Avevamo messo in conto una diminuzione degli iscritti e dei possibili partecipanti, ed è comunque un ottimo risultato, perché è stato finalmente avviato un processo di sensibilizzazione e coinvolgimento. Tutto ciò accresce la consapevolezza nei cittadini delle buone pratiche di protezione civile e cosa fare in caso di emergenza.

Ho già chiesto al Capo del Dipartimento di Protezione Civile Angelo Borrelli di ripetere questa esperienza ogni anno: i cittadini vanno stimolati e invogliati, è una questione di crescita culturale. Intanto in questi anni è già aumentata la consapevolezza di cosa significa vivere su un territorio che subisce continue sollecitazioni bradisismiche. Noi non ci fermeremo.

Sono contento perché è stato avviato un sistema, una sinergia tra i vari enti coinvolti e soprattutto si è consolidato il gemellaggio con la Regione Lombardia: mi sono emozionato nel vedere tutti questi volontari impegnati, gente che lascia la propria famiglia per mettersi a disposizione degli altri. Questa è una bella cosa.

Ringrazio loro, così come ringrazio tutti quelli che ci hanno consentito a vari livelli di poter testare il nostro piano di protezione civile”.

A dirlo è il sindaco di Pozzuoli Vincenzo Figliolia, al termine della prova di evacuazione che questa mattina ha coinvolto nell’esercitazione nazionale Exe i cittadini di Pozzuoli e degli altri comuni della zona rossa flegrea.

Il primo cittadino ha presenziato l’area di attesa terminal di via Artiaco, nel deposito Ctp, dove sono confluiti quanti hanno aderito all’esercitazione accompagnati dalle navette istituite come da piano per trasferire i cittadini da Largo Palazzine, Villa Avellino e piazza Capomazza in via Artiaco.

Qui sono stati tutti censiti dai funzionari della Regione Lombardia, gemellata con Pozzuoli, e poi accompagnati alla stazione centrale di Napoli, da dove in caso di vera evacuazione i puteolani partirebbero in modalità assistita per Milano.

Nell’area di via Artiaco sono stati allestiti anche i gazebo dell’Asl e della campagna “Io non rischio Campi Flegrei”, mentre i volontari hanno distribuito l’opuscolo sul piano comunale di protezione civile relativo al rischio vulcanico.
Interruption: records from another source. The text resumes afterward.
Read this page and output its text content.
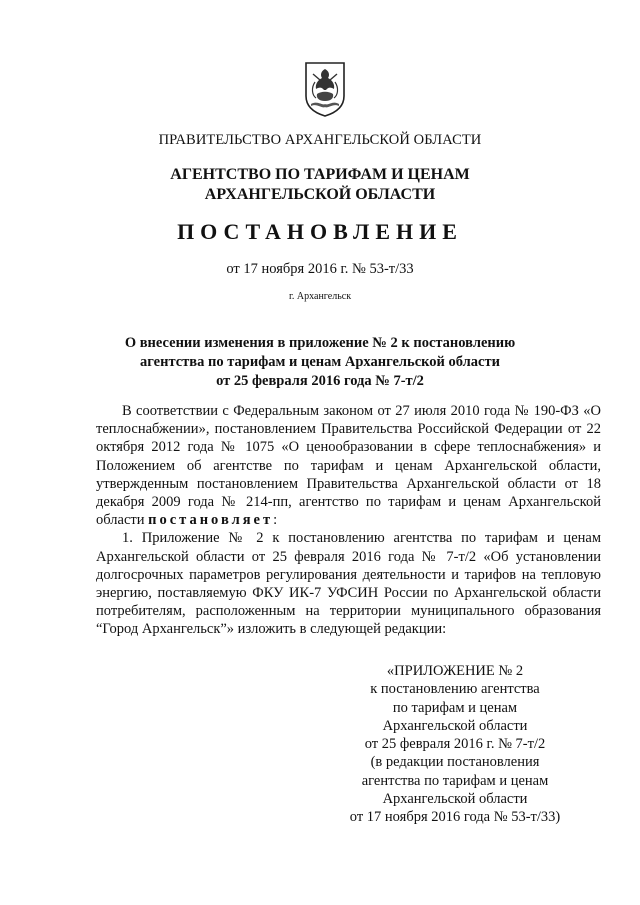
ПРАВИТЕЛЬСТВО АРХАНГЕЛЬСКОЙ ОБЛАСТИ
АГЕНТСТВО ПО ТАРИФАМ И ЦЕНАМ
АРХАНГЕЛЬСКОЙ ОБЛАСТИ
ПОСТАНОВЛЕНИЕ
от 17 ноября 2016 г. № 53-т/33
г. Архангельск
О внесении изменения в приложение № 2 к постановлению
агентства по тарифам и ценам Архангельской области
от 25 февраля 2016 года № 7-т/2

В соответствии с Федеральным законом от 27 июля 2010 года № 190-ФЗ «О теплоснабжении», постановлением Правительства Российской Федерации от 22 октября 2012 года № 1075 «О ценообразовании в сфере теплоснабжения» и Положением об агентстве по тарифам и ценам Архангельской области, утвержденным постановлением Правительства Архангельской области от 18 декабря 2009 года № 214-пп, агентство по тарифам и ценам Архангельской области постановляет:

1. Приложение № 2 к постановлению агентства по тарифам и ценам Архангельской области от 25 февраля 2016 года № 7-т/2 «Об установлении долгосрочных параметров регулирования деятельности и тарифов на тепловую энергию, поставляемую ФКУ ИК-7 УФСИН России по Архангельской области потребителям, расположенным на территории муниципального образования “Город Архангельск”» изложить в следующей редакции:

«ПРИЛОЖЕНИЕ № 2
к постановлению агентства
по тарифам и ценам
Архангельской области
от 25 февраля 2016 г. № 7-т/2
(в редакции постановления
агентства по тарифам и ценам
Архангельской области
от 17 ноября 2016 года № 53-т/33)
Contemporaneamente sono state attivate anche altre due aree, in via Libero Bovio a Monterusciello e in via Antonino Pio a Toiano, con degli Info Point comunali, nei quali è stato possibile avere informazioni sul piano nazionale e su quello di allontanamento e di dettaglio comunale e contribuire attraverso la compilazione di un questionario all’aggiornamento e al miglioramento dello stesso.

Nei presidi è stato anche possibile partecipare alla campagna di rilevazione condotta dall’Osservatorio Vesuviano-INGV sulla percezione del rischio.

In due aree di attesa sono stati inoltre allestiti gli Info Point dei ragazzi, dove gli alunni delle scuole Artiaco e Annecchino, che hanno preso parte alla campagna Edurisk, hanno raccontato ai loro coetanei (e ai loro accompagnatori) la loro esperienza.